The decisions by the appellate courts reaffirm the general rule that a doctor does not have a duty to prevent harm to third parties except where the physician has control over a patient who is known to be violent and may cause harm to others or where there is a special relationship between the physician and the injured party. In this case, the patient was living at home with his parents such that the doctor did not have the type of control necessary over the patient to satisfy the exception to the general rule. Also, the decisions flatly reject the argument that the treating physician owes a special duty to others who may be present for and provide historical information during the course of a patient’s treatment. In this case, the mother was present for many of the doctor’s sessions with the patient and provided historical information that helped the doctor to better treat the patient. Furthermore, the Court found that the psychiatrist did not owe a duty to this third party who was fully aware of the potential danger posed by her son.

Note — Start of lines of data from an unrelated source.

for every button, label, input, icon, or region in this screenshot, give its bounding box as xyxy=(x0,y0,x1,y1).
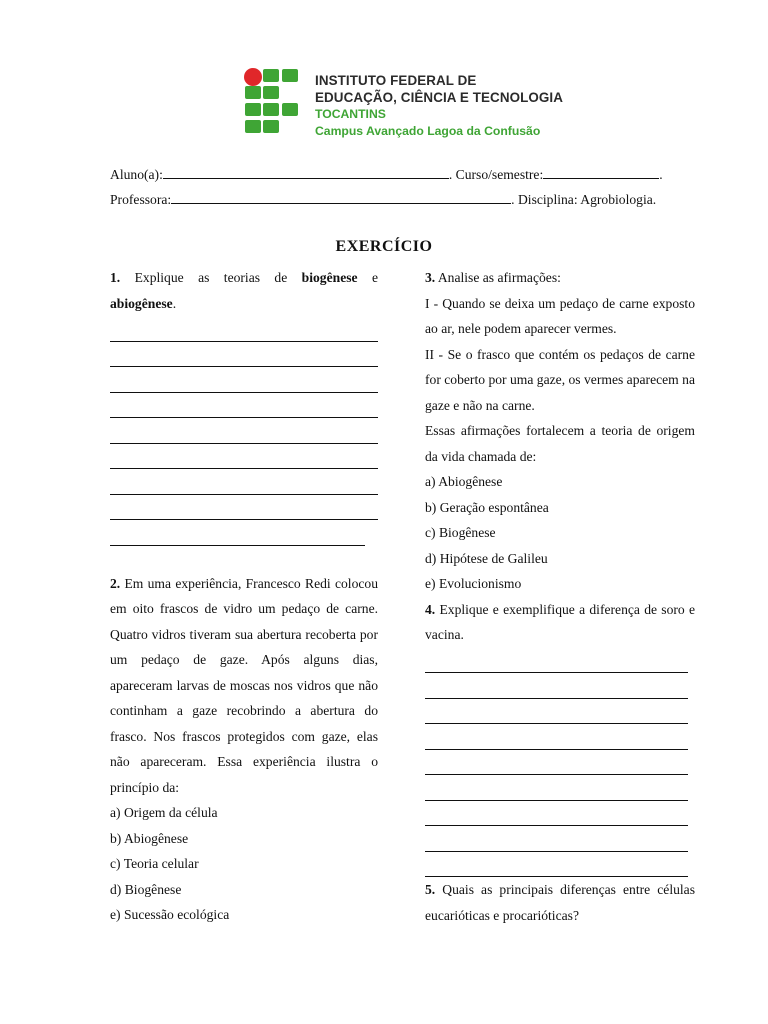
student-info-line xyxy=(110,166,663,183)
professora-field[interactable] xyxy=(171,191,511,204)
curso-end: . xyxy=(659,167,663,182)
institute-name-block xyxy=(315,72,563,140)
professora-label: Professora: xyxy=(110,192,172,207)
curso-field[interactable] xyxy=(543,166,659,179)
q2-option-c[interactable]: c) Teoria celular xyxy=(110,856,199,871)
q4-answer-area[interactable] xyxy=(425,648,688,878)
institute-line-2: EDUCAÇÃO, CIÊNCIA E TECNOLOGIA xyxy=(315,90,564,105)
institute-logo xyxy=(244,68,300,136)
question-2 xyxy=(110,571,378,801)
q3-option-a[interactable]: a) Abiogênese xyxy=(425,474,503,489)
question-4 xyxy=(425,597,695,648)
q3-option-c[interactable]: c) Biogênese xyxy=(425,525,496,540)
q1-term-abiogenese: abiogênese xyxy=(110,295,173,311)
page-title: EXERCÍCIO xyxy=(335,238,433,255)
question-3 xyxy=(425,265,695,291)
left-column xyxy=(110,265,378,928)
q4-number: 4. xyxy=(425,601,436,617)
aluno-label: Aluno(a): xyxy=(110,167,163,182)
disciplina-label: . Disciplina: Agrobiologia. xyxy=(511,192,657,207)
q3-option-b[interactable]: b) Geração espontânea xyxy=(425,499,549,515)
logo-red-dot xyxy=(244,68,262,86)
teacher-info-line xyxy=(110,191,656,208)
q3-statement-2: II - Se o frasco que contém os pedaços de carne for coberto por uma gaze, os vermes aparecem na gaze e não na carne. xyxy=(425,346,695,413)
right-column xyxy=(425,265,695,928)
q5-text: Quais as principais diferenças entre células eucarióticas e procarióticas? xyxy=(425,882,695,923)
institute-state: TOCANTINS xyxy=(315,107,386,121)
q3-option-d[interactable]: d) Hipótese de Galileu xyxy=(425,550,548,566)
q2-number: 2. xyxy=(110,575,121,591)
institute-campus: Campus Avançado Lagoa da Confusão xyxy=(315,124,541,138)
institute-line-1: INSTITUTO FEDERAL DE xyxy=(315,73,477,88)
q2-option-e[interactable]: e) Sucessão ecológica xyxy=(110,907,230,922)
question-1 xyxy=(110,265,378,316)
q1-number: 1. xyxy=(110,270,121,285)
q3-statement-1: I - Quando se deixa um pedaço de carne exposto ao ar, nele podem aparecer vermes. xyxy=(425,295,695,336)
question-5 xyxy=(425,877,695,928)
q2-option-b[interactable]: b) Abiogênese xyxy=(110,830,189,846)
q3-statement-3: Essas afirmações fortalecem a teoria de origem da vida chamada de: xyxy=(425,423,695,464)
curso-label: . Curso/semestre: xyxy=(448,167,544,182)
aluno-field[interactable] xyxy=(163,166,449,179)
q3-text: Analise as afirmações: xyxy=(435,270,561,285)
q4-text: Explique e exemplifique a diferença de soro e vacina. xyxy=(425,601,695,642)
q3-option-e[interactable]: e) Evolucionismo xyxy=(425,576,522,591)
q1-answer-area[interactable] xyxy=(110,316,378,546)
q5-number: 5. xyxy=(425,882,436,897)
q1-text-a: Explique as teorias de xyxy=(120,270,302,285)
q2-option-d[interactable]: d) Biogênese xyxy=(110,881,182,897)
q2-text: Em uma experiência, Francesco Redi colocou em oito frascos de vidro um pedaço de carne. Quatro vidros tiveram sua abertura recoberta por um pedaço de gaze. Após alguns dias, apareceram larvas de moscas nos vidros que não continham a gaze recobrindo a abertura do frasco. Nos frascos protegidos com gaze, elas não apareceram. Essa experiência ilustra o princípio da: xyxy=(110,575,378,795)
q1-text-c: . xyxy=(172,295,177,311)
q2-option-a[interactable]: a) Origem da célula xyxy=(110,805,218,820)
institution-header xyxy=(244,68,574,138)
q1-text-b: e xyxy=(357,270,378,285)
q1-term-biogenese: biogênese xyxy=(301,270,358,285)
q3-number: 3. xyxy=(425,270,436,285)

The ruling of the Court of Appeals recognized significant policy reasons for prohibiting the expansion of a physician’s duty. “[T]he imposition of liability in this case for an outpatient under these circumstances could discourage physicians from including the relatives of any mental health patient - or for that matter, the relative of a minor - in the treatment process out of concern that the physician would be exposed to liability.” In the psychiatric realm, the Court cautioned that expanding a physician’s duty of care to third parties outside the limitations previously adopted by Georgia courts could discourage outpatient care to the detriment of the state’s express policy of providing the ‘least restrictive appropriate care and treatment’ to mental patients.”
Milton B. Satcher and Melissa Phillips Reading of Owen, Gleaton, Egan, Jones & Sweeney, LLP represent the psychiatrist. The opinion is available at 290 Ga. App. 638, 660 S.E. 2d 440 (2008).